I'm not sure it's thoroughly documented anywhere, but the animated state of an artist controls whether or not it's included when drawing the plot.

If animated is True, then the artist will not be drawn when fig.draw() is called. Instead, it will only be drawn when you manually call draw_artist(artist_with_animated_set). This allows for simplification of blitting functions.

Note: This does not apply to all backends! I think it applies to almost all interactive backends, but it doesn't apply to non-interactive backends. It's intended to be used in combination with blitting, so backends that don't support blitting don't support the animated flag.

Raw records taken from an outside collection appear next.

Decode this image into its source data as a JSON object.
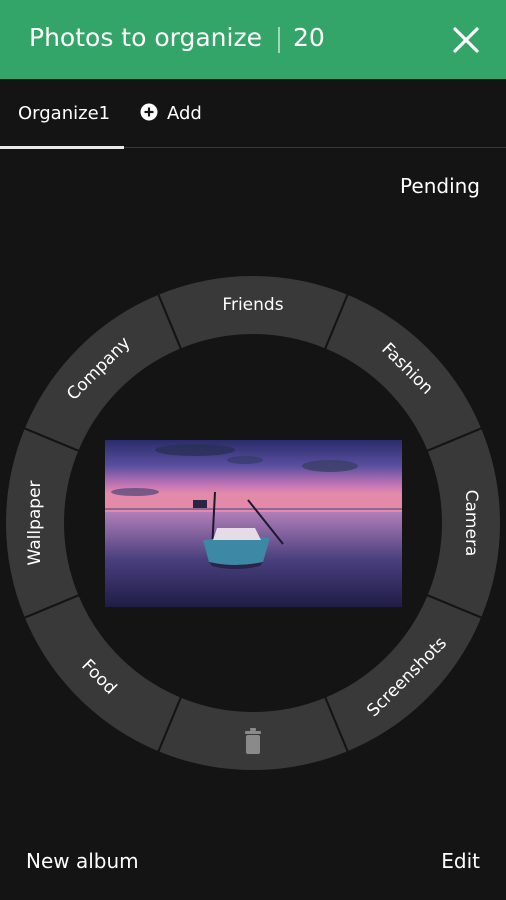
{
  "header": {
    "title": "Photos to organize",
    "count": "20",
    "bg_color": "#34a568",
    "close_icon": "close-icon"
  },
  "tabs": [
    {
      "label": "Organize1",
      "active": true
    },
    {
      "label": "Add",
      "icon": "add-circle-icon",
      "active": false
    }
  ],
  "pending_label": "Pending",
  "wheel": {
    "segments": [
      {
        "label": "Friends"
      },
      {
        "label": "Fashion"
      },
      {
        "label": "Camera"
      },
      {
        "label": "Screenshots"
      },
      {
        "label": "",
        "icon": "trash-icon"
      },
      {
        "label": "Food"
      },
      {
        "label": "Wallpaper"
      },
      {
        "label": "Company"
      }
    ]
  },
  "footer": {
    "new_album_label": "New album",
    "edit_label": "Edit"
  }
}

For example, if we do something similar to this:

import matplotlib.pyplot as plt

fig, ax = plt.subplots()
ax.plot(range(10), animated=True)
plt.show()

We'll get a blank plot -- the line will not be drawn. (Note: If you save this figure, the line will show up. See the caveat about non-interactive backends above. Matplotlib temporarily switches to a non interactive backend to save a figure.)

enter image description here

To get a sense of why this is useful, suppose you were making an animation or interactive gui (and weren't using the new animation framework). You'll want to use blitting to make the animation appear "smooth".

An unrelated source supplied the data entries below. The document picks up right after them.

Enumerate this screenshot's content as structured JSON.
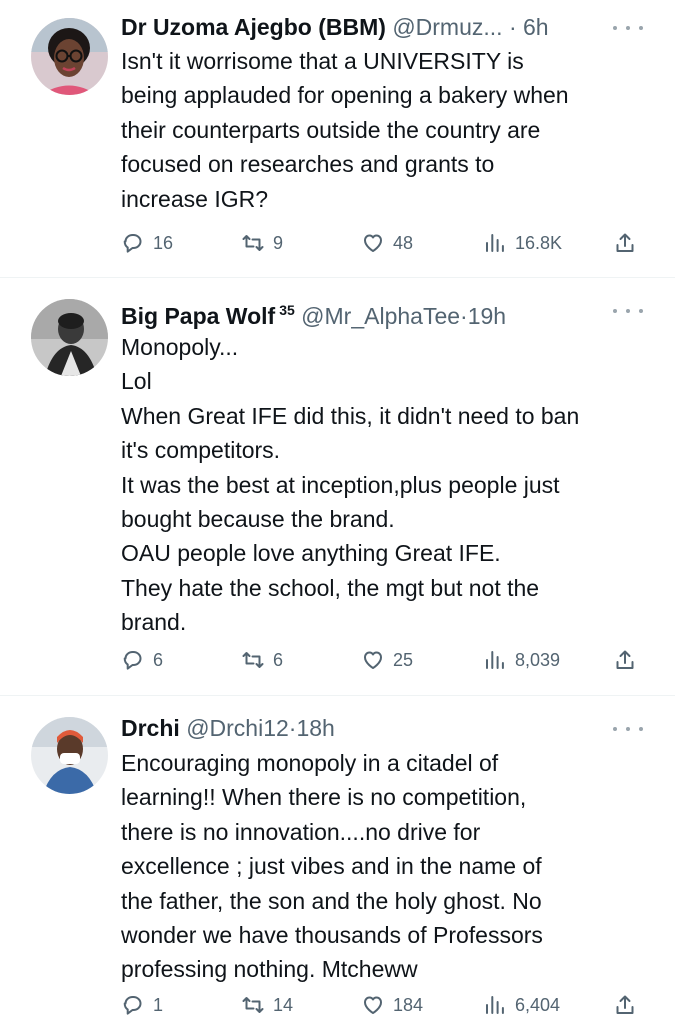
{
  "tweets": [
    {
      "name": "Dr Uzoma Ajegbo (BBM)",
      "badge": "",
      "handle": "@Drmuz...",
      "separator": "·",
      "time": "6h",
      "lines": [
        "Isn't it worrisome that a UNIVERSITY is",
        "being  applauded for opening a bakery when",
        "their counterparts outside the country are",
        "focused on researches and grants to",
        "increase IGR?"
      ],
      "replies": "16",
      "retweets": "9",
      "likes": "48",
      "views": "16.8K"
    },
    {
      "name": "Big Papa Wolf",
      "badge": "35",
      "handle": "@Mr_AlphaTee",
      "separator": "·",
      "time": "19h",
      "lines": [
        "Monopoly...",
        "Lol",
        "When Great IFE did this, it didn't need to ban",
        "it's competitors.",
        "It was the best at inception,plus people just",
        "bought because the brand.",
        "OAU people love anything Great IFE.",
        "They hate the school, the mgt but not the",
        "brand."
      ],
      "replies": "6",
      "retweets": "6",
      "likes": "25",
      "views": "8,039"
    },
    {
      "name": "Drchi",
      "badge": "",
      "handle": "@Drchi12",
      "separator": "·",
      "time": "18h",
      "lines": [
        "Encouraging monopoly in a citadel of",
        "learning!! When there is no competition,",
        "there is no innovation....no drive for",
        "excellence ; just vibes and in the name of",
        "the father, the son and the holy ghost. No",
        "wonder we have thousands of Professors",
        "professing nothing. Mtcheww"
      ],
      "replies": "1",
      "retweets": "14",
      "likes": "184",
      "views": "6,404"
    }
  ],
  "icons": {
    "reply": "reply-icon",
    "retweet": "retweet-icon",
    "like": "heart-icon",
    "views": "views-chart-icon",
    "share": "share-icon",
    "more": "more-dots-icon"
  },
  "colors": {
    "text": "#0f1419",
    "secondary": "#536471",
    "divider": "#eff3f4"
  }
}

However, whenever the figure is resized, etc, the animation's background will need to be updated. The best way to handle this is to connect a callback to the draw event. Without the animated flag, you'll have to redraw the plot inside your draw callback, which will cause an infinite loop. (The workaround is to disconnect and reconnect the draw event callback, but that's a bit of a pain.)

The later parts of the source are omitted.